Zopa of course has paid me a lot more in interest, than ever I would have got from a reputable bank.
The Reliability of Zopa
Every morning I check the status of my Zopa and normal bank accounts.
Zopa was fine today, but my bank account was inaccessible for routine maintenance from midnight yesterday until eight this morning.
It got me thinking that I don’t think in the over four years, I have used Zopa, I’ve never not been able to access the system.
To be fair though, I have hit a couple of bugs in the past, which have resulted in say the system hanging until I have logged back in, but I certainly haven’t had a problem in the last couple of years, when my use of the system has been heaviest.
So if you worry about Zopa’s reliability, I’d say it’s probably up there with the best financial institutions.
On the related subject of fraud on Zopa, I found this article on the web. The writer makes a lot of sound points.
Is Now The Time To Invest In Zopa?
I ask the question as I was at Zopa‘s seventh birthday party and some of their people said, they needed more lenders.
If that had been said by many, you’d have smelt a rat, but I have been feeling for some time, that the value of loans wanted has been growing in size compared to the amount of money on offer.

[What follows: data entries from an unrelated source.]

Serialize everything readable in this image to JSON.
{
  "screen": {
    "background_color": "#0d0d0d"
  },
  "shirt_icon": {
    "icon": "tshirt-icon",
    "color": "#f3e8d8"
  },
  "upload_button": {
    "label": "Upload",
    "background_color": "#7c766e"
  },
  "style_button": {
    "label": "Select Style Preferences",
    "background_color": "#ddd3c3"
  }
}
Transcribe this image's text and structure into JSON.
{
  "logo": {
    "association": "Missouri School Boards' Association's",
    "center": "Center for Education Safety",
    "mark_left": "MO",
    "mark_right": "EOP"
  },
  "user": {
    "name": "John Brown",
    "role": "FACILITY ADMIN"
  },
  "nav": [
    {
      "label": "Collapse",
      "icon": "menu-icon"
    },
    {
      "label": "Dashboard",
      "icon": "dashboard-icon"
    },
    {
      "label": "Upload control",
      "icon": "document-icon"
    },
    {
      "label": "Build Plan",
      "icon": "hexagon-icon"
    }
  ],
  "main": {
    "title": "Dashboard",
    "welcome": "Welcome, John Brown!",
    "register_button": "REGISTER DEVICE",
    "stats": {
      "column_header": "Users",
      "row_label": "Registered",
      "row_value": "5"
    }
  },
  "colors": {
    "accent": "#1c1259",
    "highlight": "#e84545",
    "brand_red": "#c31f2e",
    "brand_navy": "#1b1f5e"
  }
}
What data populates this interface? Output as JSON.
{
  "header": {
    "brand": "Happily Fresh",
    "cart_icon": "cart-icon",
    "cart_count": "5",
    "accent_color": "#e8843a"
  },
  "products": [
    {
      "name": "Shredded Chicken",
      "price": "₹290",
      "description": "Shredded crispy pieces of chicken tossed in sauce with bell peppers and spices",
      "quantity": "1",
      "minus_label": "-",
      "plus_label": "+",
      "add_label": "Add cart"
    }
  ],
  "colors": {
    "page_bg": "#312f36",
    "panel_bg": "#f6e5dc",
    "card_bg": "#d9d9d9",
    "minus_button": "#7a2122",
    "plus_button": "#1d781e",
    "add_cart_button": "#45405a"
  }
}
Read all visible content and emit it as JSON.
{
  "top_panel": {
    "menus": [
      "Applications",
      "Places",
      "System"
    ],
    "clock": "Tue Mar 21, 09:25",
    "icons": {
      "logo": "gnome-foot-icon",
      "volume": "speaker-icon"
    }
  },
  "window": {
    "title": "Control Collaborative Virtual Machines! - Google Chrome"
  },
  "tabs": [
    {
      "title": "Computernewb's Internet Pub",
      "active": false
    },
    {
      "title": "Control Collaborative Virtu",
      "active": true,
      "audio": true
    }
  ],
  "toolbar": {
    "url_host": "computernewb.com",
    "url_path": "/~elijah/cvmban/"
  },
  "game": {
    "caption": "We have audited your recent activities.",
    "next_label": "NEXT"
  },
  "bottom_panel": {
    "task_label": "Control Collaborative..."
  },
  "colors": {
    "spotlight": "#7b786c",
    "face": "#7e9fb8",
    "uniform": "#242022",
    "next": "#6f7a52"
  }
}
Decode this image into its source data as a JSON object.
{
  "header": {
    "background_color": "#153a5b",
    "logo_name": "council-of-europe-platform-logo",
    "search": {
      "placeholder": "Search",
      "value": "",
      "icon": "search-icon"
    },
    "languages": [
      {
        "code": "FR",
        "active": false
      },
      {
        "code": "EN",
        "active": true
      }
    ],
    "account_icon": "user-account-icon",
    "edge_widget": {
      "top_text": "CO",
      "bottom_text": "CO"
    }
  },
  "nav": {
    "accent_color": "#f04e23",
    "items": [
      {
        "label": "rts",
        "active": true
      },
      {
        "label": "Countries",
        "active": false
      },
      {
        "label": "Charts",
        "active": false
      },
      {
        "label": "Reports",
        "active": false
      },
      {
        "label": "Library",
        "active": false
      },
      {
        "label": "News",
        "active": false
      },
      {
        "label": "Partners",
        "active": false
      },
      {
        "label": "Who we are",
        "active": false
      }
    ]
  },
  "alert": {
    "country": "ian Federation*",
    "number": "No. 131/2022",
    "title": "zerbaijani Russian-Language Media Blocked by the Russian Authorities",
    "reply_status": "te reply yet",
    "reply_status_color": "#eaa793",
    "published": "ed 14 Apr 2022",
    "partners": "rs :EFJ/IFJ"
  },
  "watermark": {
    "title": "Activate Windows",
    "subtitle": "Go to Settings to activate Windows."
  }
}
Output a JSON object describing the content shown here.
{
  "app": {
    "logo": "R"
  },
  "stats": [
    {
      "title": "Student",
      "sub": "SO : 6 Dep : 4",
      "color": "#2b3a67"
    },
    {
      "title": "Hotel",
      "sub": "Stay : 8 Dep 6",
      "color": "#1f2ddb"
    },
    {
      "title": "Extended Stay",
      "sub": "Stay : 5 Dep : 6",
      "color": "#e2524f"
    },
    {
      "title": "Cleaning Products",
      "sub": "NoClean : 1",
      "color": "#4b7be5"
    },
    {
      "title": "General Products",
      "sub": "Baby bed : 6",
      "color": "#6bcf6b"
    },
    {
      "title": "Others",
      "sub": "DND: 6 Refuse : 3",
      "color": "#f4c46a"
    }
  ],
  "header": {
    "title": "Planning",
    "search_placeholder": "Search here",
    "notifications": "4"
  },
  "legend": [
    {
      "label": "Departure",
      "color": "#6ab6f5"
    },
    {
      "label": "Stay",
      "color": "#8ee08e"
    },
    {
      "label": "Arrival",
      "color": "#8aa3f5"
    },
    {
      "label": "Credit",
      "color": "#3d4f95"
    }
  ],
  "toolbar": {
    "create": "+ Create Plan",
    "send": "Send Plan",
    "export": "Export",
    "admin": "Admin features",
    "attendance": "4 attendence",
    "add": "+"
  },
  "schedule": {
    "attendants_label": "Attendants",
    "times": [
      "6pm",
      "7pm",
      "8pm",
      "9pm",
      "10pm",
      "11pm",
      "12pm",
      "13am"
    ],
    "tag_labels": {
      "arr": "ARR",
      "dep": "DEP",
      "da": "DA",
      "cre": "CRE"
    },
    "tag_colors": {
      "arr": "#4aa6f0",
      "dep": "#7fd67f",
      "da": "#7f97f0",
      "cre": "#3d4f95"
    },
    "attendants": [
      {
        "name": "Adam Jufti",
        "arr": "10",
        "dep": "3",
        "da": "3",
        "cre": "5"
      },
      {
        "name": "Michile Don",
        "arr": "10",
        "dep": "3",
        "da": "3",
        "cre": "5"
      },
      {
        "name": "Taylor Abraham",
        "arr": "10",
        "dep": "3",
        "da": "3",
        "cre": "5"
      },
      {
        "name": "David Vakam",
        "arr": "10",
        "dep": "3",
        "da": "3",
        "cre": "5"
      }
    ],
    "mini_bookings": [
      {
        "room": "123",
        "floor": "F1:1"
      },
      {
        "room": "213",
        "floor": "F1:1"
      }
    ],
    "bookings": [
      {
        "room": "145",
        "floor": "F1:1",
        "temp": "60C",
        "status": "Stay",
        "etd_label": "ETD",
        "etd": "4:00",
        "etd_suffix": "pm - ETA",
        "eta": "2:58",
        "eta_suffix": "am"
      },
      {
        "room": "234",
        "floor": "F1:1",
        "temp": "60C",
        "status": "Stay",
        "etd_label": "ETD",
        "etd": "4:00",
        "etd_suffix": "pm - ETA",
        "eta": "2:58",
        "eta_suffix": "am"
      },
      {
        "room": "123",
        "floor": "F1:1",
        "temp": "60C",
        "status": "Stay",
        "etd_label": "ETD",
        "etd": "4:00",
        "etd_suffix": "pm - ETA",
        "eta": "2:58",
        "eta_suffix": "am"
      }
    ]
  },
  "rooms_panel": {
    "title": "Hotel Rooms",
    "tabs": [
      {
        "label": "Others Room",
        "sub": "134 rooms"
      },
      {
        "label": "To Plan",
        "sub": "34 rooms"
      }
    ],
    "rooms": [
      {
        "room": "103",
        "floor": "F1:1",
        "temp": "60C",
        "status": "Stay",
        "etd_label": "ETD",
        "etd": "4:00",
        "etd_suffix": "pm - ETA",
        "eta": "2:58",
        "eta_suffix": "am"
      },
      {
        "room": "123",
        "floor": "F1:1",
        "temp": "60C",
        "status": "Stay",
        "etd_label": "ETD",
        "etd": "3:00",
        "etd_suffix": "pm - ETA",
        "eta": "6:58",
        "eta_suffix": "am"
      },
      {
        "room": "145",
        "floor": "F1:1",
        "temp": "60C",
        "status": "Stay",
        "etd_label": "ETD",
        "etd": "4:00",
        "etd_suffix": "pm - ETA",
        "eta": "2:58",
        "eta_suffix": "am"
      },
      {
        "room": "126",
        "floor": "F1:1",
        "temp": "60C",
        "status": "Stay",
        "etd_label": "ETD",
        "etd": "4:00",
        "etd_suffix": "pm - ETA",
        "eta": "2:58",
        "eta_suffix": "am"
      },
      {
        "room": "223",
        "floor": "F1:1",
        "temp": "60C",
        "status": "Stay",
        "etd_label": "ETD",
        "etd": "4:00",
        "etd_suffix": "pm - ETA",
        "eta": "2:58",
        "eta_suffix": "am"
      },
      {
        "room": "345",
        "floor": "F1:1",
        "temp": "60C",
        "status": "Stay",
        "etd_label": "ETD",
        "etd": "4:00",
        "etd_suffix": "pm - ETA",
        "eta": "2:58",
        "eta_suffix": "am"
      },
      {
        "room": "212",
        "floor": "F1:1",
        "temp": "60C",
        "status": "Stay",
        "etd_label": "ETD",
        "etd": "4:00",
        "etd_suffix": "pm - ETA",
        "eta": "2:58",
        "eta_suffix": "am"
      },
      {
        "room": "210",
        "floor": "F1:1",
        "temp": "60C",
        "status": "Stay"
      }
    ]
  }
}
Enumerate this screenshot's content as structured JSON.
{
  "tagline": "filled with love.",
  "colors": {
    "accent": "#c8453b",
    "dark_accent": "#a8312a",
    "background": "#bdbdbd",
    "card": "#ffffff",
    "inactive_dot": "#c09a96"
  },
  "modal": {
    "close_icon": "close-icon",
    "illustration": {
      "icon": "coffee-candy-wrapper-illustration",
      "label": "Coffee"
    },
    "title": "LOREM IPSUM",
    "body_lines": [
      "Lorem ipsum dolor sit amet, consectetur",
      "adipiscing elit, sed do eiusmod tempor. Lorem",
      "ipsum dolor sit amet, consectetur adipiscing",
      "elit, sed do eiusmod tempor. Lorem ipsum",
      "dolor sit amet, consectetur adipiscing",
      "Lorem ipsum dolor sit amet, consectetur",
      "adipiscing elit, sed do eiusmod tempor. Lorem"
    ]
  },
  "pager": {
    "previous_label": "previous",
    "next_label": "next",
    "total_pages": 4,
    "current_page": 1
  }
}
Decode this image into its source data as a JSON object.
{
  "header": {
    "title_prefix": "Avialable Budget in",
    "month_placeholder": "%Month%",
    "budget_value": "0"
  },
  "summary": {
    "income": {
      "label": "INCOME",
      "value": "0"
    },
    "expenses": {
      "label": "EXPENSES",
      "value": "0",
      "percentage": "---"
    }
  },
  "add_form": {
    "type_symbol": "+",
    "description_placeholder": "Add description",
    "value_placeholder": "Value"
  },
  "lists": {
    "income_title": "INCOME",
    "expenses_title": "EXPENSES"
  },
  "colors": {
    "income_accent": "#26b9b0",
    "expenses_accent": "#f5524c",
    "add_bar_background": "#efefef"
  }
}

So I have just been looking at the figures in my Excel spreadsheet that I use to track the company. In January 2011, the ratio of money offered across all markets to that demanded was 4.74. In February 2001, the ratio was 2.78. By comparison in January and February this year the two figures are 1.79 and 1.35. So the amount of money on offer has dropped with respect to demand over the last twelve months.
The drop is totally due to the rise in demand. The average demand in January 2012 was £12.19m, as against to £5.46m twelve months ago. This is a rise of 123%, whereas the money on offer has actually fallen. This could be for any number of reasons, but my guess is that because of the recession, more people are withdrawing repayments and interest, rather than reinvesting them.
So it would appear that Zopa has a bit of a funding gap for new loans.
Also. on the positive side the interest rates returned to lenders have also stood up well and if you take the A* market, this has hovered around the 7% mark since January 2011.
What is interesting and might frighten some investors is that there are occasional monthly fluctuations in the figures. For instance in November and December 2011, rates dropped, but had bounced back by the turn of the year. This probably explained by a slight lack of demand and an increase in money offered. Could savvy investors be putting their Christmas bonus in a safe place?
If I look at my bad debts over the last year, they have gone up by about £80 and 10 contracts. As I limit my exposure on any contract to £50, it is unlikely I’ll get any big hits of a hundred or so, I got in the early days.
So what are the rules for investing?
- Start slow, with investing something you could totally afford to use. I recommend a hundred pounds or so, until you have fully learned how to use the system.
- Concentrate on the two most creditworthy markets; A* and A. The rates you will get aren’t as high as in other markets, but they are less risky. I have a small proportion of my money in the Y or youth market, where 5 contracts have gone bad. But then 6 have in the A market, although these are obviously out of a lot more contracts.
- Set a maximum lending limit for each customer of £50.
- Check your account daily to make sure that the rates you are offering are in the zone or the Zone of Probable Agreement as Zopa calls it. If your rate is too high, no-one will borrow from you and if it’s too low, you might get less creditworthy customers.
- Join the forums on the site, to learn how others think and act.
- Only when you are happy with the system and can trust yourself, do you add larger sums of money to your lending pot!